Escritoras negras trilham legado de Carolina de Jesus em crítica social
Autoras de poesias e contos, Kimani, Mari Vieira e Esmeralda Ribeiro se dedicam à escrita como denúncia social e seguem os passos da escritora da favela do Canindé
São Paulo|Fabiola Perez, do R7
No dia 20 de novembro de 1958, a escritora Carolina Maria de Jesus abria seu diário nas primeiras horas do dia para os primeiros registros. “Olhei o céu. Parece que vamos ter chuva. Levantei, tomei café e fui varrer o barraco.” As páginas em que a catadora de papel da favela do Canindé, na zona norte de São Paulo, escrevia relatos pessoais e histórias sobre o dia a dia de pessoas comuns que viviam e sobreviviam na luta contra o que chamava de escravidão moderna, a fome, ganharam notoriedade no Brasil e no mundo ao se transformarem no livro “Quarto de Despejo”. Nesta sexta-feira (20), mais de seis décadas depois, cada vez mais escritoras negras seguem o legado de Carolina Maria de Jesus e se dedicam à escrita como forma de resistência, arte, protesto e denúncia social.
“Por que eu vejo os meus morrendo todos os dias?” Este é um dos versos da poesia Sinhá, a preferida de Cinthia da Silva Santos, 27 anos, conhecida como Kimani. “É a história de uma mulher que serve todos os dias aos patrões. Minha poesia fala sobre ser uma mulher negra, periférica, do racismo, dos lugares comuns e verdades coletivas que eu proponho que sejam repensados”, afirma Kimani.
"Minha poesia fala sobre ser uma mulher negra%2C periférica%2C do racismo%2C dos lugares comuns e verdades coletivas que eu proponho que sejam repensados"
Ana Horizonte é a personagem preferida de Marilene Vieira Costa, de 44 anos, professora e escritora. A jovem veio da cidade fictícia de Horizonte, que pelo sol intenso obrigava a vida a “uma secura brava”. No conto, a personagem sente uma mistura de pena e medo da patroa. Mari Vieira, como prefere ser chamada, conta que, assim como a personagem, também trabalhou como empregada doméstica. “Penso muito na ideia de colocar no centro das histórias personagens que estão à margem da literatura tradicional”, diz.
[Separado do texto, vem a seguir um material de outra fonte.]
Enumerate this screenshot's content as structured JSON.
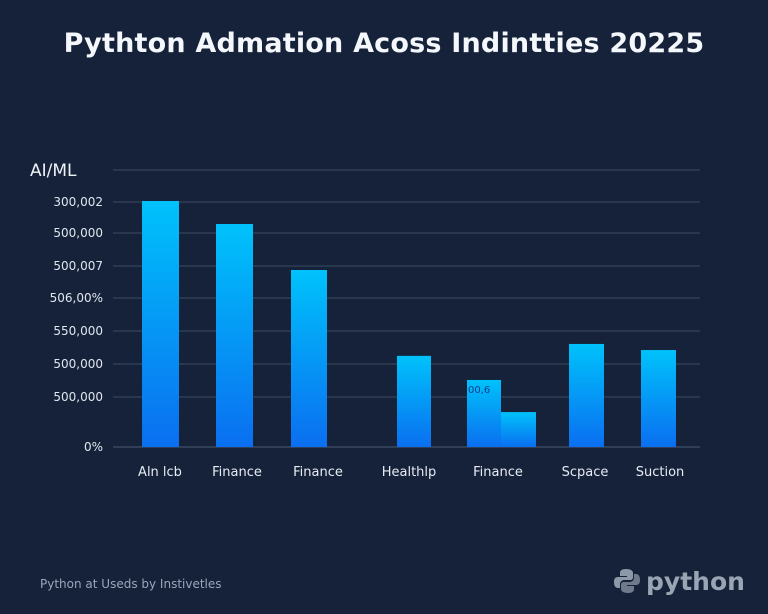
{
  "chart_data": {
    "type": "bar",
    "title": "Pythton Admation Acoss Indintties 20225",
    "ylabel": "AI/ML",
    "y_tick_labels": [
      "0%",
      "500,000",
      "500,000",
      "550,000",
      "506,00%",
      "500,007",
      "500,000",
      "300,002"
    ],
    "categories": [
      "Aln lcb",
      "Finance",
      "Finance",
      "Healthlp",
      "Finance",
      "Finance",
      "Scpace",
      "Suction"
    ],
    "category_labels_shown": [
      "Aln lcb",
      "Finance",
      "Finance",
      "Healthlp",
      "Finance",
      "Scpace",
      "Suction"
    ],
    "values": [
      88.8,
      80.5,
      63.9,
      32.9,
      24.2,
      12.6,
      37.2,
      35.0
    ],
    "value_units": "percent of plot height (axis ticks are unreadable)",
    "ylim": [
      0,
      100
    ],
    "data_labels": [
      {
        "category_index": 4,
        "text": "00,6"
      }
    ],
    "grid": true,
    "bar_gradient": [
      "#00c2fb",
      "#0a6ff0"
    ],
    "background": "#15223a"
  },
  "footer": {
    "source": "Python at Useds by Instivetles"
  },
  "logo": {
    "text": "python"
  }
}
Contos e versos como esses poderiam facilmente ter sido escritos por Carolina Maria de Jesus. Com uma linguagem simples, objetiva e envolvente, a catadora de papel nascida em Minas Gerais registrava em seus cadernos detalhes de seu cotidiano. “Achei um par de sapatos no lixo, lavei e remendei para ela (a filha) calçar”, “já que não posso dar aos meus filhos uma casa decente para residir, procuro lhe dar uma refeição condigna”, “ontem comemos mal. E hoje pior.”
Em determinados momentos, eram desabafos pessoais. Em outros, angústias coletivas. “Tem hora que me revolto com a vida atribulada que levo, tem hora que me conformo. Eu cato papel, mas não gosto. então eu penso: faz de conta que estou sonhando.” Aos pretendentes à política, a escritora avisa: "o que povo não tolera é a fome. É preciso conhecer a fome para saber descrevê-la.” No dia 13 de maio de 1958, Carolina, que também trabalhou como empregada doméstica, registra o mote de sua escrita: “eu lutava contra a escravatura atual: a fome.”
De acordo com pesquisadora da Universidade Federal do ABC e coordenadora do curso “As pensadoras negras”, da escola As Pensadoras, Karina de França Silva Valle, os livros de Carolina Maria Jesus oferecem diversos caminhos para se conhecer o país. “A obra dela permite um novo olhar para o Brasil, sobretudo, em relação as desigualdades”, afirma.
“Por meio de Carolina alcançamos o entendimento das opressões e temos possibilidades de interpretação de mazelas sociais. É uma escritora que pode ser lida pelo viés da literatura, da história, da geografia e dos estudos raciais, ela tem uma dimensão transversal nos ambientes escolares e do ensino médio. Não precisamos chegar na graduação para ter contato com essas obras.”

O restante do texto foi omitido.